Of much greater importance, however, was the Committee’s finding that there was no violation under Article 6, the right to life. Under UNHRC law, the right to life did include the right to enjoy it with dignity , and states’s duties to respect the right to life extended to “reasonably foreseeable threats and life-threatening situations that can result in loss of life”……”environmental degradation, climate change and unsustainable development constitute some of the most pressing and serious threats to the ability of present and future generations to enjoy the right to life”: [8.3].

But, said the Committee, the islanders

had not indicated that they have faced or presently face adverse impacts to their own health or a reasonably foreseeable risk of being exposed to a situation of physical endangerment or extreme precarity that could threaten their right to life, including their right to a life with dignity.

The Committee said that the claims under Article 6 “mainly related to their ability to maintain their culture, which falls under the scope of” Article 27.

In the light of all this, you may be wondering how one can square the Article 17 and 27 findings which I have set out above, with these negative findings in the context of Article 6. You would not be alone.

The opinions of five of the 18 members of the Committee (in three separate opinions) were that there was a violation of Article 6, namely in (1) Duncan Laki Muhumuza, (2) Arif Bulkan, Marcia V.J. Kran, Vasilka Sancin and (3) Carlos Gomez Martinez – according to my unofficial translation from the Spanish in the last case.

The most radical of these views is found in Duncan Laki Muhumuza’s opinion: in addition to relying on the delays in adaptation, Australia had not taken any measures to reduce greenhouse gas emissions and cease the promotion of fossil fuel extraction and use – i.e. it has failed to mitigate climate change. (This is a theme picked up in the concurring opinion of Gentian Zyberi at [6], though he made no specific finding of breach of Article 6). Interestingly, Muhumuza drew support in his opinion from the Urgenda case in the Dutch Supreme Court – judgment here and comment here.

The other partly dissenting opinion of Arif Bulkan et al convincingly makes the point that you cannot rebut a claim under Article 6 by saying that the specific claims more naturally fall under Article 27. The damage which had already happened by the time of the “communication” was significant enough to amount to a violation of Article 6.

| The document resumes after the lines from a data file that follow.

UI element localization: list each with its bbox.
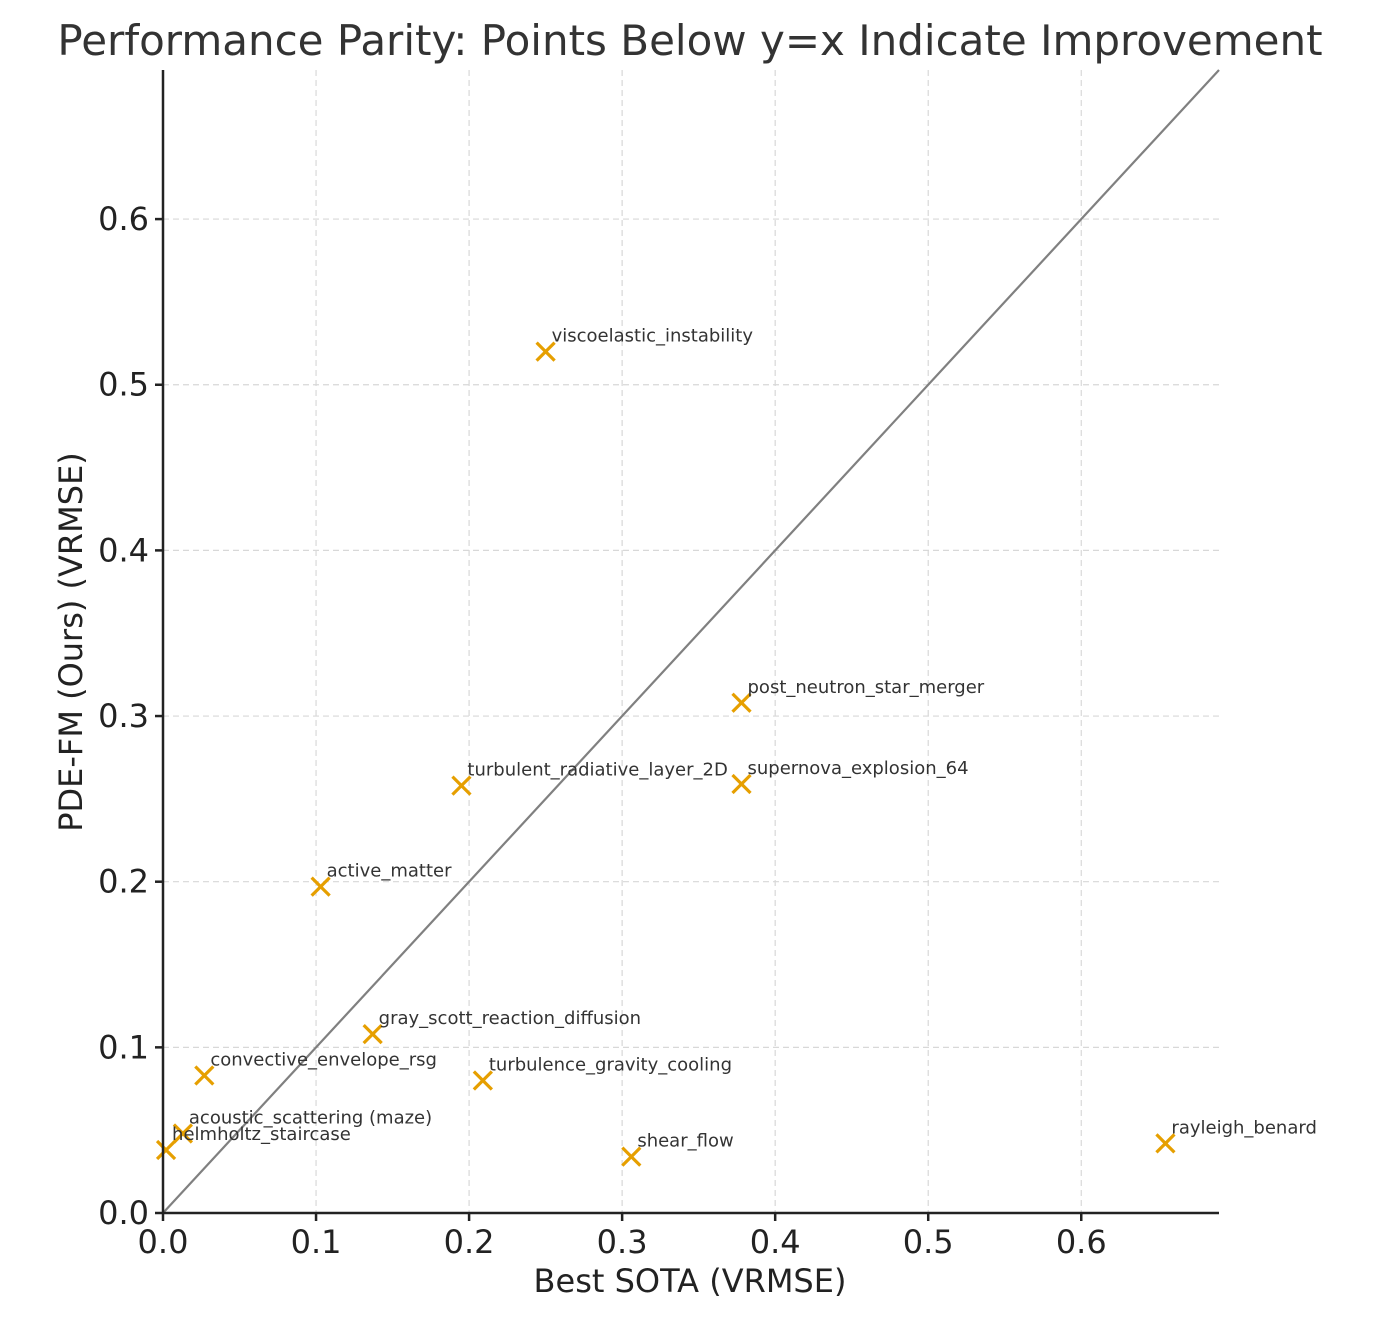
y-tick-label: 0.1 — [98, 1028, 149, 1066]
x-marker-stroke — [535, 341, 556, 362]
data-point: shear_flow — [621, 1131, 734, 1167]
ticks-layer: 0.0 0.1 0.2 0.3 0.4 0.5 0.6 0.0 0.1 0.2 0.3 0.4 0.5 0… — [98, 200, 1107, 1261]
x-marker-stroke — [1155, 1133, 1176, 1154]
point-label: shear_flow — [637, 1131, 733, 1152]
point-label: acoustic_scattering (maze) — [189, 1107, 432, 1128]
data-point: viscoelastic_instability — [535, 326, 754, 362]
data-point: helmholtz_staircase — [155, 1124, 351, 1161]
y-tick-label: 0.6 — [98, 200, 149, 238]
x-tick-label: 0.5 — [903, 1223, 954, 1261]
point-label: rayleigh_benard — [1171, 1117, 1316, 1138]
x-tick-label: 0.0 — [138, 1223, 189, 1261]
point-label: gray_scott_reaction_diffusion — [379, 1008, 641, 1029]
x-marker-stroke — [155, 1139, 177, 1161]
y-tick-label: 0.4 — [98, 531, 149, 569]
point-label: supernova_explosion_64 — [748, 758, 969, 779]
data-point: gray_scott_reaction_diffusion — [362, 1008, 641, 1045]
x-marker-stroke — [362, 1023, 383, 1045]
data-point: supernova_explosion_64 — [731, 758, 969, 795]
data-point: active_matter — [310, 861, 452, 897]
x-marker-stroke — [621, 1146, 642, 1167]
data-point: acoustic_scattering (maze) — [172, 1107, 432, 1144]
data-point: turbulent_radiative_layer_2D — [451, 760, 728, 796]
data-point: convective_envelope_rsg — [194, 1050, 437, 1086]
x-tick-label: 0.4 — [750, 1223, 801, 1261]
y-axis-label: PDE-FM (Ours) (VRMSE) — [52, 452, 90, 832]
x-marker-stroke — [451, 775, 472, 796]
x-tick-label: 0.6 — [1056, 1223, 1107, 1261]
x-marker-stroke — [310, 876, 331, 897]
chart-title: Performance Parity: Points Below y=x Ind… — [57, 16, 1322, 65]
data-point: post_neutron_star_merger — [731, 677, 985, 713]
points-layer: viscoelastic_instability post_neutron_sta… — [155, 326, 1317, 1167]
x-tick-label: 0.1 — [291, 1223, 342, 1261]
x-marker-stroke — [194, 1065, 215, 1086]
data-point: turbulence_gravity_cooling — [472, 1054, 732, 1091]
point-label: helmholtz_staircase — [172, 1124, 351, 1145]
point-label: turbulent_radiative_layer_2D — [467, 760, 727, 781]
y-tick-label: 0.5 — [98, 366, 149, 404]
grid-layer — [163, 70, 1219, 1213]
x-axis-label: Best SOTA (VRMSE) — [534, 1262, 847, 1300]
y-tick-label: 0.2 — [98, 863, 149, 901]
point-label: active_matter — [327, 861, 452, 882]
y-tick-label: 0.3 — [98, 697, 149, 735]
point-label: turbulence_gravity_cooling — [489, 1054, 732, 1075]
point-label: viscoelastic_instability — [552, 326, 754, 347]
x-marker-stroke — [172, 1123, 194, 1144]
x-marker-stroke — [731, 692, 752, 713]
y-tick-label: 0.0 — [98, 1194, 149, 1232]
data-point: rayleigh_benard — [1155, 1117, 1317, 1154]
x-marker-stroke — [472, 1070, 493, 1091]
x-tick-label: 0.2 — [444, 1223, 495, 1261]
point-label: convective_envelope_rsg — [210, 1050, 437, 1071]
point-label: post_neutron_star_merger — [748, 677, 985, 698]
x-marker-stroke — [731, 773, 752, 795]
reference-line-y-equals-x — [162, 69, 1220, 1214]
x-tick-label: 0.3 — [597, 1223, 648, 1261]
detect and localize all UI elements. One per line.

As will be seen, there is a certain amount of criticism within the members of the Committee who wrote separate opinions that the conclusions on the different Articles don’t fit well with each other. But I think the key to the majority Committee reasoning is reasonably clear. Past losses and impacts could not be defended, and therefore the Article 17 claim ran. But the future is a bit different. Australia might get its act together, within the 10 to 15 year period before which islands might not become habitable, on various infrastructure measures which might protect the islanders and “where necessary, relocate the alleged victims”. In which case “the Committee is not in a position to conclude that the adaptation measures taken by [Australia] would be insufficient so as to represent a direct threat to the [islanders’] right to life with dignity”.

Conclusion

The headline to take away from this is a finding by an international tribunal that a state is in violation of people’s human rights in respect of its dilatory response to the threats posed by climate change. The differences between the ICCPR and the ECHR may not be all that profound though whether the ECtHR will respond in a similar way remains to be seen. But climate change litigation is certainly on the move. For a resume of things last autumn, see Merrow Golden’s excellent post here. Two cases picked up in this review have been referred to the Grand Chamber of the ECtHR, namely the Union of Swiss Senior Women for Climate Protection v. Switzerland case, referred in April 2022, and Agostinho v. Portugal et al (heatwaves/wildfires) case, referred in June 2022.